Co roku, przed pierwszym dniem czerwca, rodzice stają przed dylematem – jak sprawić dzieciakom radość w dniu ich święta? Do głowy przychodzi cała lista szablonowych pomysłów – wypad do zoo, kina, restauracji, na basen. Jednak, czy odwiedzanie wszystkim znanych miejsc i stanie w długich kolejkach, to jedyny scenariusz, który w Dniu Dziecka gwarantuje świetną zabawę? Absolutnie nie mamy nic przeciwko rodzinnym wycieczkom czy seansom! Proponujemy jednak tego dnia unikać miejsc, w których wszyscy zechcą świętować i kolejki zaczną się już w kasie biletowej, a potem będą przy każdej atrakcji typu baloniki, lody czy popcorn. Prezentujemy kilka pomysłów jak spędzić ten dzień wyjątkowo… ale we własnym domu. Święto filmowe w stylu retro
Wystarczy skorzystać z domowego telewizora albo wypożyczyć rzutnik multimedialny i wprowadzić dziecko w świat bajek ze swojego dzieciństwa. To miłe doświadczenie dla obu stron – dzieciaki będą miały okazje poznać bliżej swoich rodziców i przekonać się, jakie filmy przykuwały ich uwagę i wzbudzały emocje. A rodzice… Przypomnieć sobie emocje towarzyszące seansom np. „Króla Lwa” albo „Bolka i Lolka” z przeszłości! Domowa pracownia artystyczna
Niezbędne okażą się zapasy malarskiej folii, wielkie kartony, farby plakatowe i takie, do malowania palcami, a także ubrania, które można pobrudzić. Niech w Dzień Dziecka dozwolone stanie się to, co dotychczas było zakazane. Na jeden dzień dzieciaki niechaj wcielą się w dekoratorów wnętrz, artystów, malarzy i ekipę remontową. A cała rodzina w żywe eksponaty, które nie boją się koloru i … bałaganu!Rodzina w terenie
Ubrania dostosowane do pogody, pudełko kredy albo zwykłe patyki. Rodzina podzielona na dwie drużyny – śledzącą i śledzoną. Pierwsza wymyśla trasę zgodnie z obranym scenariuszem – śladami zabaw rodzica z dzieciństwa, czy po prostu, w nieznane i wyrusza jako pierwsza, pozostawiając po sobie ustalone ślady. Druga, wyrusza tropić pierwszą z opóźnieniem, korzystając ze wskazówek.

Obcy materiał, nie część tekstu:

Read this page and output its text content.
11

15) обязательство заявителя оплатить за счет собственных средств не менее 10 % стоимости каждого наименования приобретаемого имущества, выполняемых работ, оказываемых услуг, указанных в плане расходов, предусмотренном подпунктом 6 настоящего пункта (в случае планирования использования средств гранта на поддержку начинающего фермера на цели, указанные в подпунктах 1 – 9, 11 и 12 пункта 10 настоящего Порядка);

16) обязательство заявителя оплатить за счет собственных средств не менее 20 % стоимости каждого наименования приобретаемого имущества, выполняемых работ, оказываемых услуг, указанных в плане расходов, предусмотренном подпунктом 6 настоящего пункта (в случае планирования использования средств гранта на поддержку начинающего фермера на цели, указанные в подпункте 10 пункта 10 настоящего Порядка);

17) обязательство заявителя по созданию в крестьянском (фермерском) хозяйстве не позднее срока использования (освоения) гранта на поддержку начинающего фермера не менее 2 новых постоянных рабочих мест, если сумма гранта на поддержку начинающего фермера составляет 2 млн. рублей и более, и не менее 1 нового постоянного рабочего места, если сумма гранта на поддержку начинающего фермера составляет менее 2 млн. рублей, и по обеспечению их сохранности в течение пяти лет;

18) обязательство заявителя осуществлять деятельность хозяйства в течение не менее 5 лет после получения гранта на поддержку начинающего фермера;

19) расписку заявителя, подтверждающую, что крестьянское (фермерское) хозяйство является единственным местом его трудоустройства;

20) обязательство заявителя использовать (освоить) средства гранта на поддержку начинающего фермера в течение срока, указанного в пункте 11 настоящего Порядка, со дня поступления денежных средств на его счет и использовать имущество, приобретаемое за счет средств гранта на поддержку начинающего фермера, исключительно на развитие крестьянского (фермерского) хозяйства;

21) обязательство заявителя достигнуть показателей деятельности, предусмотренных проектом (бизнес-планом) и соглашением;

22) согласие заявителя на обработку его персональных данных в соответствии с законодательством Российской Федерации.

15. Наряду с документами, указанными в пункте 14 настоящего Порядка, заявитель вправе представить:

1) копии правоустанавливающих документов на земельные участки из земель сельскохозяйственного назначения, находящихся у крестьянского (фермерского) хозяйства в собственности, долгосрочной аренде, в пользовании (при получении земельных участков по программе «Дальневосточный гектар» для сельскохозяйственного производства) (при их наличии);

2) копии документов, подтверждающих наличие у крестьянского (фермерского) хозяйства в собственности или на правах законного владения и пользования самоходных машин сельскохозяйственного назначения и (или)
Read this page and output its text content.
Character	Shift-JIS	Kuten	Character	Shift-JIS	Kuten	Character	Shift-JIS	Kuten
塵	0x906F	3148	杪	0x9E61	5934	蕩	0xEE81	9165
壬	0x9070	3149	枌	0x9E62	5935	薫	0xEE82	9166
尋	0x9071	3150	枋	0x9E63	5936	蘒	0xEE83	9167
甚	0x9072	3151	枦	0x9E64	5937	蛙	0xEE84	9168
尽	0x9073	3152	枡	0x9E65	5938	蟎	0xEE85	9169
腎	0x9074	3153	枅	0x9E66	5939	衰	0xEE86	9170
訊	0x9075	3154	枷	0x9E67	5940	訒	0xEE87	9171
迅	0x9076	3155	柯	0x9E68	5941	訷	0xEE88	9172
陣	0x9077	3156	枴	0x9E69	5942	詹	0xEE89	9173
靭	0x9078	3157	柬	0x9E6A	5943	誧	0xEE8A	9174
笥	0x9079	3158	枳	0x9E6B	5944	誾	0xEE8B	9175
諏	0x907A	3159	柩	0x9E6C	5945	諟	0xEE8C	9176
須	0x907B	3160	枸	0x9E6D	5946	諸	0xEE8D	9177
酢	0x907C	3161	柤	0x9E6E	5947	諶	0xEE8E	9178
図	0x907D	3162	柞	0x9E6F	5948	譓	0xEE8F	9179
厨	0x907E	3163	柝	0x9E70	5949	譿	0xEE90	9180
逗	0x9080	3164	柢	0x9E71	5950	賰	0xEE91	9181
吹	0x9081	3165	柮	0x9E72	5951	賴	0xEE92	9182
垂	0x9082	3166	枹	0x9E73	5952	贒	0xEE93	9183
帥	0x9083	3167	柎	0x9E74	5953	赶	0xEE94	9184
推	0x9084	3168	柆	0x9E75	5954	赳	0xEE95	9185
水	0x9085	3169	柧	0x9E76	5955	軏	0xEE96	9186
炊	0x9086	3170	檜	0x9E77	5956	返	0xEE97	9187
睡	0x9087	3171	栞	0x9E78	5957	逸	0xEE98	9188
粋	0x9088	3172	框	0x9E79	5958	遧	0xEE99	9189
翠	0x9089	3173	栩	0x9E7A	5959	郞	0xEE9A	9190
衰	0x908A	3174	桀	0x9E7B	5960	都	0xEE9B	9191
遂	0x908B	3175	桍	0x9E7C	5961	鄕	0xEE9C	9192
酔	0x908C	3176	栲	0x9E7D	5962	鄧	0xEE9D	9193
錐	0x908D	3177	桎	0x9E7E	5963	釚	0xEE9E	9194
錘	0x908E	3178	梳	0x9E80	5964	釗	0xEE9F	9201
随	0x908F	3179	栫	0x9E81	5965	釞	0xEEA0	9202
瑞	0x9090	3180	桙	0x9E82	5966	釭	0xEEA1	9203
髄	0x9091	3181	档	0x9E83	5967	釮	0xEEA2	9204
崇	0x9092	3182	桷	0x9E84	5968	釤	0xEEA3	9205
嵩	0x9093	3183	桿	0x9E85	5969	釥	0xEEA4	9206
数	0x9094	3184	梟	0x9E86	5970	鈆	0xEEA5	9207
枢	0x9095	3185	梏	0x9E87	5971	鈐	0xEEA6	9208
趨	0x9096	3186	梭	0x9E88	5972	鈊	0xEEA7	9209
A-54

Emocje, adrenalina i przeżycie przygód oraz doświadczenie świetnej zabawy, gwarantowane!Spotkania rodzinne
Kiedy rodzice mieli ostatni czas spotkać się i spokojnie porozmawiać ze… swoim rodzeństwem, kuzynami, przyjaciółmi z młodości? Większość z nich ma już pewnie własne dzieci, zatem pociechy zyskają nowych kompanów do zabawy, a ich rodzice okazję by przywołać wspomnienia, pośmiać się, poczuć przez chwilę dzieckiem i… pokazać dzieciakom, że „musimy się spotkać”, „zdzwonimy się” to niekoniecznie wygodne, puste hasła, którymi dorośli zbywają się nawzajem.A może… bez planu?
Tak, bez pompy, wielkich słów, wydawania pieniędzy? Wystarczy, że spakujemy plecaki i wsiądziemy na rowery albo pójdziemy na pieszą wyprawę, niekoniecznie po najbliższej okolicy. Ostatecznie, że wsiądziemy w samochód i pojedziemy przed siebie, w kierunku, który nigdy nie był nam po drodze, na którego sprawdzenie nigdy nie ma czasu. Ahoj przygodo! I rodzinny pikniku na nowym terenie, degustowany po kilku godzinach zabaw na świeżym powietrzu!
Pomysłów naprawdę jest wiele, wybraliśmy jedynie kilka, a wszystkie łączy to, aby… tego dnia skupić się, na tym, co najważniejsze – byciu razem, pokazaniu sobie nawzajem, że jesteśmy dla siebie ważni, że cenne to wspólnie spędzony czas, a nie wartość biletu wstępu do parku rozrywki. Nasze dzieci, przyzwyczajone paradoksalnie do wielkich emocji, stymulacji wieloma bodźcami, wręcz znudzone wszystkim tym, co super, hiper i niesamowite, może odkryją, razem z nami, wyjątkowość sprawiania, że kiedy jesteśmy razem, wyjątkowe mogą okazać się po prostu miłe chwile?